Het maken van perfecte pasta is een essentiële keukenvaardigheid. De kans is groot dat als je spaghetti aan elkaar plakt, je een kleine culinaire faux pas begaat, zoals het spoelen van de pasta of het gebruik van te weinig water. Bij goede spaghetti draait alles om timing, van de eerste keer dat je je waagt tot wanneer je de pasta bedekt met saus.
Deel een van de twee:
Perfectioneer Pasta Water
-
1 Zorg ervoor dat je een heel grote pasta pot hebt. Een pastapot van zeven liter (6.6 liter) of groter maakt het mogelijk om een pond pasta te bereiden.
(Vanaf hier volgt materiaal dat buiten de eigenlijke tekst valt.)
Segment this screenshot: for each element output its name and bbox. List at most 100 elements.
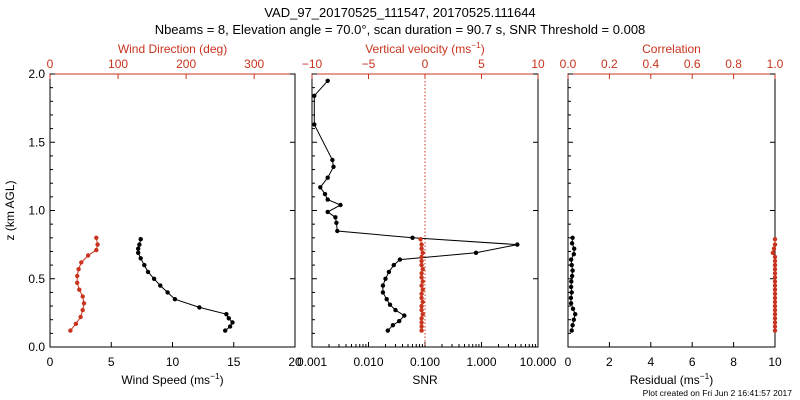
wind-series-bottom-point	[230, 320, 235, 325]
residual-plot-frame	[567, 73, 776, 348]
snr-series-bottom-point	[325, 175, 330, 180]
snr-series-top-point	[420, 299, 425, 305]
residual-top-tick-label: 1.0	[767, 57, 784, 71]
residual-series-top-point	[772, 267, 778, 272]
y-tick-label: 0.5	[28, 272, 45, 286]
snr-series-bottom-point	[515, 242, 520, 247]
residual-series-top-point	[772, 303, 778, 309]
snr-series-bottom-point	[473, 250, 479, 255]
residual-series-top-point	[772, 242, 778, 247]
residual-series-bottom-point	[568, 295, 574, 301]
wind-top-tick-label: 200	[176, 57, 196, 71]
wind-top-tick-label: 100	[108, 57, 128, 71]
wind-series-bottom-point	[136, 250, 141, 255]
snr-series-bottom-point	[318, 185, 323, 190]
snr-series-bottom-point	[380, 290, 386, 295]
residual-series-bottom-line	[570, 237, 576, 331]
snr-series-bottom-point	[334, 220, 339, 225]
wind-series-bottom-point	[138, 237, 143, 242]
snr-series-top-point	[419, 291, 424, 296]
residual-series-top-point	[772, 299, 778, 305]
snr-series-top-point	[419, 275, 424, 280]
residual-series-top-point	[772, 254, 778, 260]
snr-series-top-point	[419, 307, 424, 313]
residual-series-bottom-point	[569, 290, 574, 295]
snr-series-top-point	[420, 312, 425, 317]
wind-bottom-tick-label: 10	[166, 355, 180, 369]
snr-bottom-tick-label: 0.100	[410, 355, 440, 369]
residual-bottom-tick-label: 4	[647, 355, 654, 369]
snr-bottom-tick-label: 0.001	[297, 355, 327, 369]
snr-series-bottom-point	[380, 283, 386, 288]
residual-series-top-point	[772, 291, 778, 296]
wind-series-top-point	[94, 235, 99, 240]
residual-series-top-point	[772, 307, 778, 313]
wind-series-bottom-point	[223, 328, 228, 333]
figure-title: VAD_97_20170525_111547, 20170525.111644	[264, 5, 535, 20]
snr-series-bottom-point	[386, 269, 392, 275]
residual-series-bottom-point	[570, 306, 576, 311]
residual-series-top-point	[772, 237, 778, 242]
snr-top-tick-label: −5	[362, 57, 376, 71]
wind-bottom-tick-label: 0	[47, 355, 54, 369]
y-tick-label: 1.5	[28, 135, 45, 149]
wind-series-bottom-point	[224, 312, 229, 317]
wind-series-bottom-point	[137, 242, 142, 247]
wind-series-bottom-point	[151, 276, 157, 281]
snr-series-top-point	[419, 328, 424, 333]
snr-series-bottom-point	[410, 235, 415, 240]
residual-top-tick-label: 0.0	[560, 57, 577, 71]
snr-series-top-point	[420, 287, 425, 292]
snr-series-top-point	[420, 267, 425, 272]
residual-series-bottom-point	[571, 317, 576, 322]
figure-subtitle: Nbeams = 8, Elevation angle = 70.0°, sca…	[155, 22, 646, 37]
snr-top-tick-label: 10	[531, 57, 545, 71]
snr-top-axis-label: Vertical velocity (ms−1)	[365, 40, 485, 56]
wind-series-top-point	[75, 273, 80, 279]
residual-bottom-tick-label: 2	[606, 355, 613, 369]
snr-series-bottom-point	[387, 302, 393, 307]
wind-series-top-point	[79, 260, 84, 265]
snr-series-bottom-point	[322, 191, 328, 197]
snr-series-top-point	[419, 283, 424, 288]
wind-series-top-point	[80, 294, 85, 299]
snr-series-top-point	[420, 250, 425, 255]
wind-top-tick-label: 300	[244, 57, 264, 71]
residual-series-top-point	[772, 262, 778, 268]
residual-series-top-point	[772, 295, 778, 301]
snr-series-bottom-point	[397, 257, 403, 262]
plot-created-footer: Plot created on Fri Jun 2 16:41:57 2017	[643, 388, 793, 398]
snr-series-bottom-point	[397, 318, 402, 324]
wind-series-top-point	[80, 307, 85, 313]
snr-bottom-tick-label: 10.000	[520, 355, 557, 369]
snr-series-bottom-point	[338, 202, 343, 208]
snr-series-top-point	[419, 303, 424, 309]
wind-series-bottom-point	[158, 283, 163, 288]
snr-series-top-point	[419, 262, 424, 268]
snr-series-top-point	[420, 279, 425, 284]
wind-bottom-axis-label: Wind Speed (ms−1)	[121, 371, 223, 387]
residual-series-bottom-point	[568, 301, 574, 306]
snr-series-bottom-point	[393, 307, 398, 313]
residual-series-bottom-point	[568, 257, 574, 262]
residual-series-top-point	[772, 324, 778, 329]
wind-series-top-point	[94, 247, 99, 253]
snr-series-bottom-point	[325, 209, 330, 215]
residual-series-top-point	[772, 271, 778, 276]
snr-series-bottom-point	[383, 276, 388, 281]
wind-top-tick-label: 0	[47, 57, 54, 71]
snr-series-bottom-point	[402, 313, 407, 318]
wind-series-top-point	[78, 314, 83, 320]
wind-series-top-point	[77, 287, 82, 292]
snr-series-bottom-point	[385, 328, 390, 333]
residual-series-bottom-point	[569, 279, 574, 284]
snr-series-bottom-point	[330, 157, 335, 163]
snr-series-top-point	[419, 324, 424, 329]
wind-series-bottom-point	[145, 269, 151, 275]
residual-series-top-point	[772, 320, 778, 325]
residual-series-bottom-point	[569, 273, 575, 279]
snr-series-top-point	[419, 246, 424, 251]
wind-series-bottom-line	[137, 239, 234, 331]
residual-series-bottom-point	[570, 235, 575, 240]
Koken met meer dan voldoende water voorkomt ook klonteren, kleverige pasta.
-
2 Giet vijf tot zes kwart gallons (4.7 tot 5.6l) water in je soeppan voor elk pond (0,4 kg) spaghetti. Door teveel water kan de pasta snel weer koken nadat u uw droge pasta hebt toegevoegd.
- Het gebruik van veel water is uiterst belangrijk bij het bereiden van lange pasta's, zoals spaghetti of fettuccini. De lange pasta heeft ruimte nodig om over de pot te bewegen zonder aan de zijkanten te blijven plakken.
- Het gebruik van veel water is uiterst belangrijk bij het bereiden van lange pasta's, zoals spaghetti of fettuccini. De lange pasta heeft ruimte nodig om over de pot te bewegen zonder aan de zijkanten te blijven plakken.
-
3 Voeg een eetlepel (18 g) zout aan het water als het water aan de kook komt. Gezouten water zal de pasta een smaakje geven.
-
4 Voeg geen olie toe aan het water. Omdat de olie de spaghetti bedekt, voorkomt deze dat de pastasaus aan de buitenkant blijft kleven. Je pasta zal eerder aan elkaar plakken.[1]
Deel twee van twee:
Perfectioneer niet-kleverige spaghetti
-
1 Roer je pasta binnen een tot twee minuten aan het toevoegen aan de pot. Gebruik een timer, zodat u uw pasta niet te lang of te gaar kookt.
-
2 Houd het deksel van de pot, zodat het gelijkmatig kookt en niet overkookt.
-
3 Test je spaghetti twee minuten voordat de timer afgaat. Het moet stevig zijn voor de beet, ook wel "al dente" genoemd.[2]
-
4 Giet de spaghetti onmiddellijk leeg als deze klaar is. Wanneer u pasta kookt, zet het zetmeel in het water. Om te voorkomen dat het blijft plakken, moet je dat zetmeelrijke water meteen verwijderen.
-
5 Spoel je spaghetti niet af. Het zal het samen doen klonteren; zetmeel droogt op de pasta en maakt het plakkerig.
-
6 Gooi het met warme saus meteen nadat je het hebt gedraineerd. In plaats van aan elkaar te kleven, hecht de pastasaus zich aan de pasta.[3] Het resultaat moet een fluweelachtige, soepele pastaschotel zijn.